Lilly reported that nearly three-quarters of participants taking the drug had no evidence of MASH and no further fibrosis progression at 52 weeks, compared to only 13% of the placebo group.
“However, we are awaiting further detail on the impact on liver fibrosis, as [it] is a strong predictor of outcomes for MASH patients,” Hoang said.
While the FDA could still approve a drug that improved MASH but not fibrosis, Hoang said European regulators won’t sign off unless both measures improve.
MASH pipeline
There is also a question whether tirzepatide would perform well enough to hold its own against other drugs in the pipeline.
“There are more advanced drug candidates for MASH that have demonstrated benefits for both key endpoints, including some orally administered agents, such as Madrigal Pharmaceuticals’ resmetirom,” Hoang said.
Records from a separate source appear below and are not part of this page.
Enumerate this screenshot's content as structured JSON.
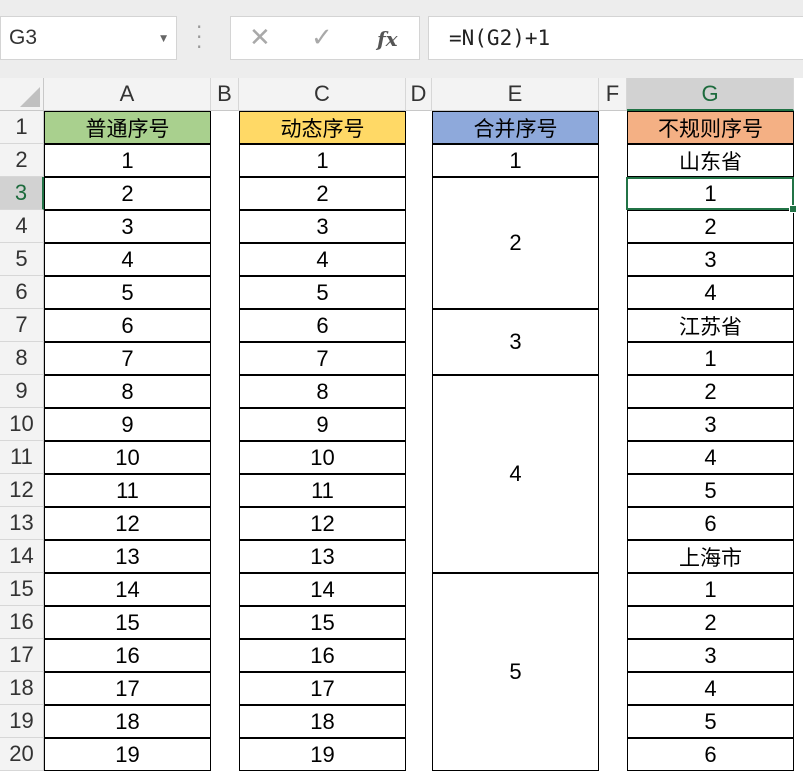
{
  "namebox": {
    "value": "G3"
  },
  "formula_bar": {
    "fx_label": "fx",
    "formula": "=N(G2)+1",
    "cancel_icon": "cancel-icon",
    "enter_icon": "enter-icon"
  },
  "columns": [
    "A",
    "B",
    "C",
    "D",
    "E",
    "F",
    "G"
  ],
  "rows": [
    "1",
    "2",
    "3",
    "4",
    "5",
    "6",
    "7",
    "8",
    "9",
    "10",
    "11",
    "12",
    "13",
    "14",
    "15",
    "16",
    "17",
    "18",
    "19",
    "20"
  ],
  "selected": {
    "column": "G",
    "row": "3"
  },
  "headers": {
    "A": {
      "label": "普通序号",
      "fill": "#a9d08e"
    },
    "C": {
      "label": "动态序号",
      "fill": "#ffd966"
    },
    "E": {
      "label": "合并序号",
      "fill": "#8ea9db"
    },
    "G": {
      "label": "不规则序号",
      "fill": "#f4b084"
    }
  },
  "col_A": [
    "1",
    "2",
    "3",
    "4",
    "5",
    "6",
    "7",
    "8",
    "9",
    "10",
    "11",
    "12",
    "13",
    "14",
    "15",
    "16",
    "17",
    "18",
    "19"
  ],
  "col_C": [
    "1",
    "2",
    "3",
    "4",
    "5",
    "6",
    "7",
    "8",
    "9",
    "10",
    "11",
    "12",
    "13",
    "14",
    "15",
    "16",
    "17",
    "18",
    "19"
  ],
  "col_E": [
    {
      "value": "1",
      "row_start": 2,
      "row_span": 1
    },
    {
      "value": "2",
      "row_start": 3,
      "row_span": 4
    },
    {
      "value": "3",
      "row_start": 7,
      "row_span": 2
    },
    {
      "value": "4",
      "row_start": 9,
      "row_span": 6
    },
    {
      "value": "5",
      "row_start": 15,
      "row_span": 6
    }
  ],
  "col_G": [
    "山东省",
    "1",
    "2",
    "3",
    "4",
    "江苏省",
    "1",
    "2",
    "3",
    "4",
    "5",
    "6",
    "上海市",
    "1",
    "2",
    "3",
    "4",
    "5",
    "6"
  ]
}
The FDA has already accepted Madrigal’s NDA and agreed to a priority review of resmetirom, a thyroid hormone receptor-beta agonist. If all goes well, the drug could launch in the second quarter of 2024. Other MASH drugs to watch are Inventiva Pharma’s lanifibranor, Galectin Therapeutics’ belapectin and Galmed Pharmaceuticals’ aramchol.
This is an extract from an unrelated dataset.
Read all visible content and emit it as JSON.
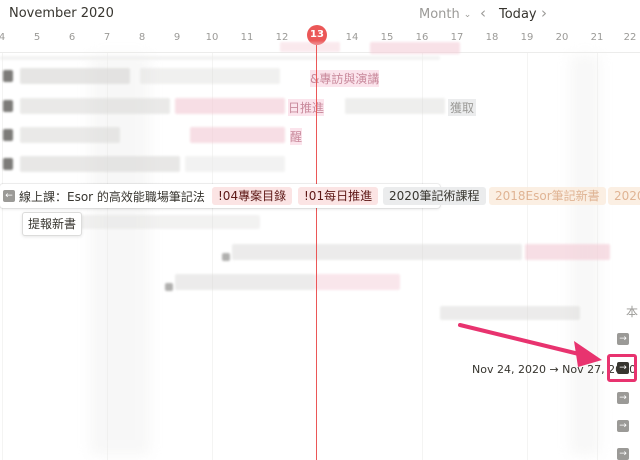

Due to MASH’s complexity, some experts have said a combination approach might be more effective. For example, Akero Therapeutics achieved significantly better results when it paired a GLP-1 with its investigational drug efruxifermin in a mid-stage study.
Even if GLP-1 drugs don’t hit the MASH target, drug companies are also testing GLP-1s for several other indications, including chronic kidney disease, Alzheimer’s disease, heart failure with preserved ejection fraction (HFpEF) and obstructive sleep apnea.